Cancer Genomics Overview

The field of cancer genomics is constantly growing and changing, fueled by the development of new laboratory and computational technologies for interrogating the molecular and cellular details of cancer.

By characterizing not only the DNA, but also gene expression, proteins, and many other molecular features of cancer, researchers can identify key changes that may cause the disease. By taking advantage of new types of data, improvements in data quality, and reductions in cost for sequencing, researchers are gaining a fuller understanding of cancer.  

Once cancer-causing changes are identified, scientists can gain a better understanding of the molecular basis of cancer growth, metastasis, and drug resistance. This is done using clinical data that describes how patients responded to cancer treatment, laboratory experiments using cell lines and model organisms, and big data analysis techniques. Putting large genomic datasets together and sharing them with researchers worldwide is an increasingly important strategy for cancer research, as this boosts the power of the data and opens new opportunities for discovery. Scientists at the National Institutes of Health (NIH), as well as around the world, are working diligently to identify genetic changes underlying cancer, determine their roles in tumor development and metastasis, and harness these findings to fight cancer.

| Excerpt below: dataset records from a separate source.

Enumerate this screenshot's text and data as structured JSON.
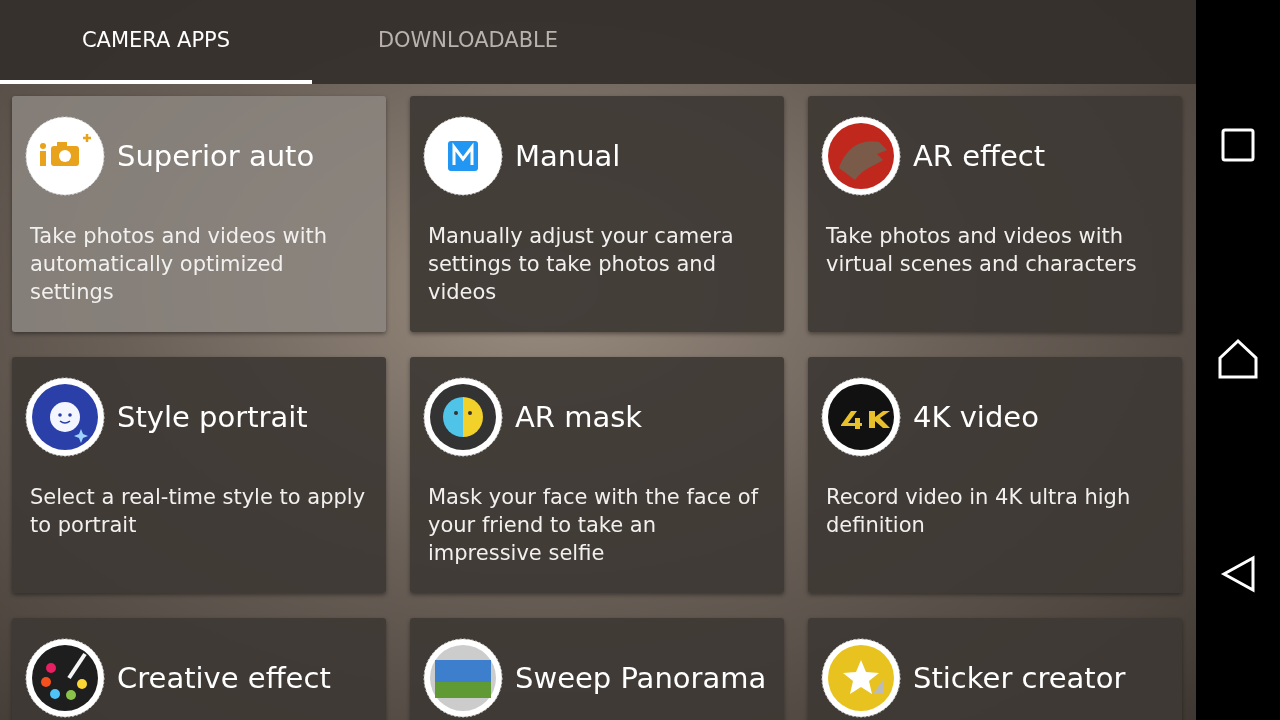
{
  "tabs": [
    {
      "label": "CAMERA APPS",
      "selected": true
    },
    {
      "label": "DOWNLOADABLE",
      "selected": false
    }
  ],
  "apps": [
    {
      "title": "Superior auto",
      "description": "Take photos and videos with automatically optimized settings",
      "selected": true
    },
    {
      "title": "Manual",
      "description": "Manually adjust your camera settings to take photos and videos",
      "selected": false
    },
    {
      "title": "AR effect",
      "description": "Take photos and videos with virtual scenes and characters",
      "selected": false
    },
    {
      "title": "Style portrait",
      "description": "Select a real-time style to apply to portrait",
      "selected": false
    },
    {
      "title": "AR mask",
      "description": "Mask your face with the face of your friend to take an impressive selfie",
      "selected": false
    },
    {
      "title": "4K video",
      "description": "Record video in 4K ultra high definition",
      "selected": false
    },
    {
      "title": "Creative effect",
      "selected": false
    },
    {
      "title": "Sweep Panorama",
      "selected": false
    },
    {
      "title": "Sticker creator",
      "selected": false
    }
  ]
}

Importance of Cancer Genomics in Precision Cancer Medicine

Genomic information about cancer is leading to better diagnoses and treatment strategies that are tailored to patients’ tumors, an approach called precision medicine. As a result of research into the genomic changes associated with cancer, drugs have been developed to fight the disease in several ways:

• Inhibiting enzymes that trigger the abnormal growth and survival of cancer cells
• Blocking aberrant gene expression characteristic of cancer cells
• Halting molecular signaling pathways that are in overdrive in cancer cells

These “targeted therapies” specifically combat characteristics of cancer cells that are different from normal cells of the body. This makes them less likely to be toxic for patients compared to other treatments such as chemotherapy and radiation that can kill normal cells. There are several examples of precision medicine already in clinical use:

• Imatinib (Gleevec) inhibits overactivity of a protein (called Bcr-Abl tyrosine kinase) in patients whose leukemia is caused by a particular chromosomal rearrangement.
• Trastuzumab (Herceptin) controls a hyperactive signaling pathway (HER2 tyrosine kinase) caused by multiple copies of the HER2 gene in a subtype of breast cancers.
• Erlotinib (Tarceva) and gefitinib (Iressa) both restrict activation of a protein (epidermal growth factor, or EGFR), which is abnormally active in a subset of lung cancers due to mutations in the protein.

Cancer genomics research also contributes to precision medicine by defining cancer types and subtypes based on their genetics. This molecular taxonomy of cancer can provide patients with a more precise diagnosis, and therefore a more personalized treatment strategy. There are several ways in which the molecular definition of cancer already benefits patients:

• Breast cancer is classified based on molecular characteristics into distinct subgroups – Luminal A, Luminal B, Triple-negative/basal-like, and HER2 type – that vary in their aggressiveness and respond differently to therapies. Breast cancer patients may benefit from a diagnosis and treatment guided by knowledge of their tumor's molecular subtype.
• Diffuse large B cell lymphoma can be subdivided into the ABC and GCB subtypes by genomic profiling, identifying patients that respond differently to current chemotherapy regimens and to molecularly targeted therapies.
• In 2013, The Cancer Genome Atlas project identified four subtypes of endometrial cancer – POLE ultramutated, microsatellite instability (MSI) hypermutated, copy-number (CN) low, and CN high – that correlate with patient survival. This research has already given rise to new clinical trials that investigate how these subtypes can improve the future of endometrial cancer care.
• Lung cancer patients who have a gene fusion involving the ROS1 gene often respond well to treatment with a targeted therapy called crizotinib. In these cases, the disease is best defined and treated based on its unique genetic change.